A lot or a little?
The parents' guide to what's in this TV show.
What parents need to know
Parents need to know that many of the unique cultural traditions examined in this documentary series -- including gender transformation, painful and often life-threatening initiation rituals, and physical mutilation -- will seem bizarre or extreme from a mainstream American point of view. Since the topics are approached from a thoughtful, educational perspective, mature teens should be able to handle the show, but its graphic imagery and complex subject matter could upset or disturb younger or more sensitive kids.
- Parents say
- Kids say
What's the story?
National Geographic's provocative documentary series TABOO raises questions about what's socially acceptable among subcultures in the United States and around the world. Each episode presents groups who engage in norms, traditions, and rituals that fall outside of the mainstream -- from gender bending and eating rats to scarification (the art of creating scars on the body by piercing, tattooing, or burning) and body modification. These acts are often seen as strange, unacceptable, or forbidden by those who don't perform them.
Is it any good?
Taboo doesn't attempt to change people's minds about what's "right" or what makes something an acceptable social practice. Instead, the series focuses on exposing viewers to people and practices that they might never see otherwise.

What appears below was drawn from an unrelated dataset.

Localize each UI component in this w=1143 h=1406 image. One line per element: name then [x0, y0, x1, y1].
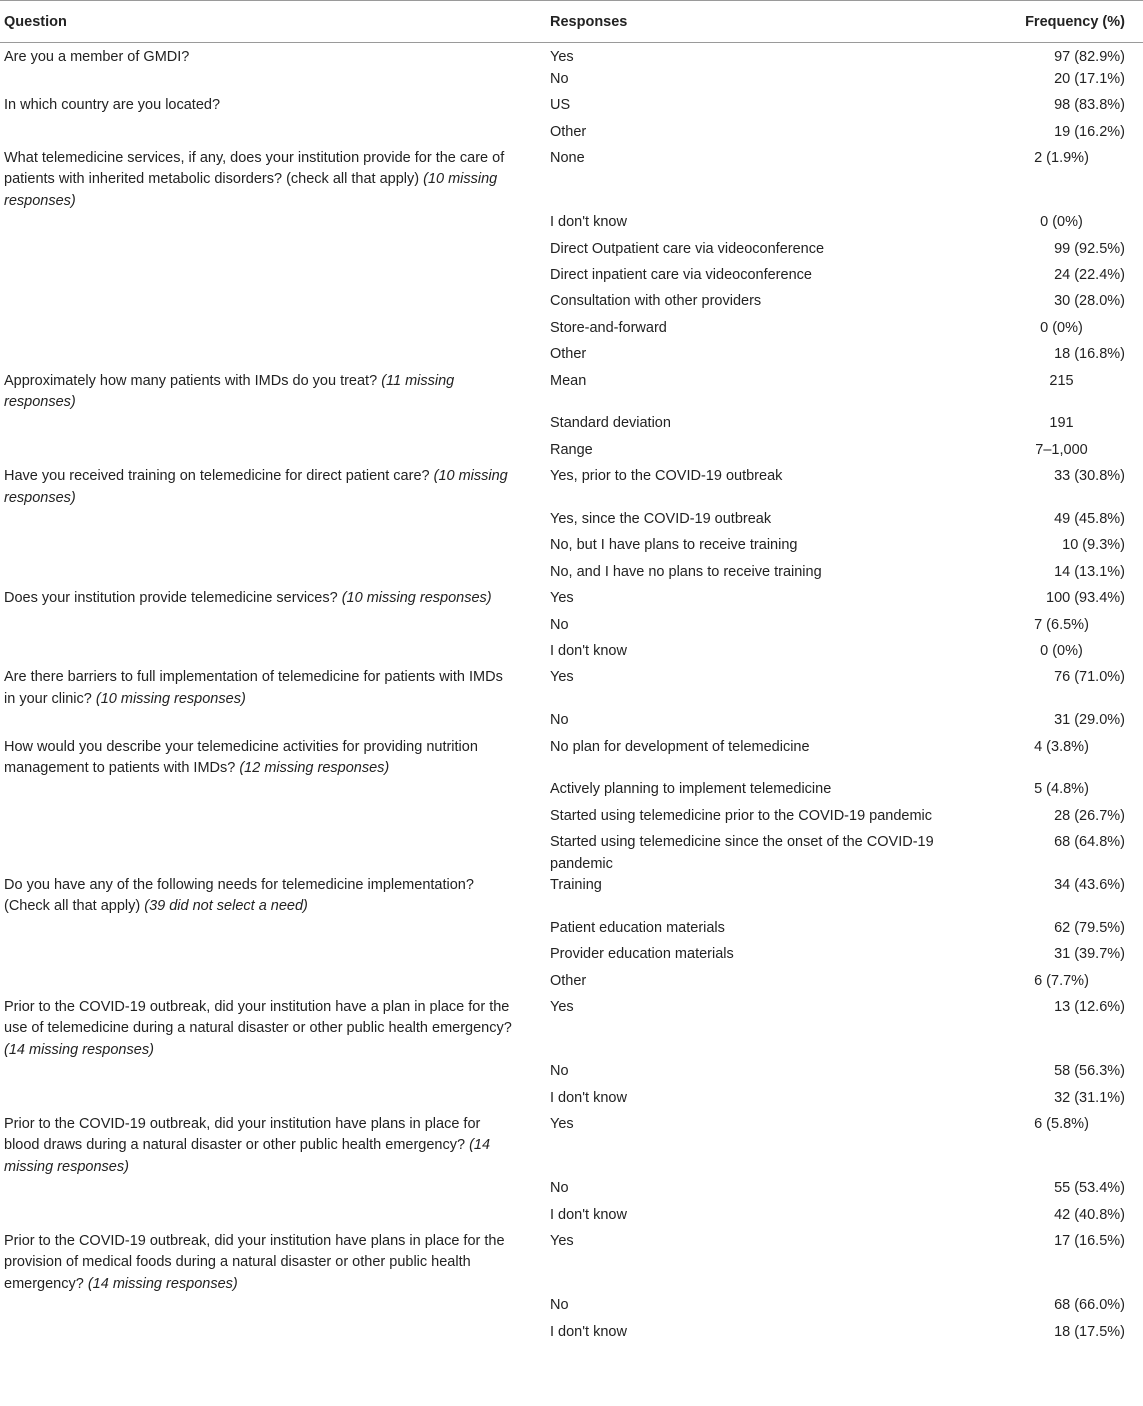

While the series is quite educational, the seemingly bizarre and sometimes-grotesque imagery can create a carnival-like quality that's more entertaining than informative. But the shocking nature of the show's visual images also pushes viewers out of their comfort zone -- they're instrumental in challenging people to open their minds and consider the fact that every cultural group has their own definition of what's "normal."
Talk to your kids about ...
Families can talk about how traditions differ in cultures around the world. When do these traditions cross the line and become abusive or unacceptable? How does your own background affect your perspective of other cultures' practices? Can you truly understand a group's traditions without being part of that group? What are the consequences of misunderstanding other cultures' traditions? Families can also discuss the use of graphic pictures and video footage in documentaries. Even though these images are showing real life, is it necessary to include shocking pictures? Why or why not?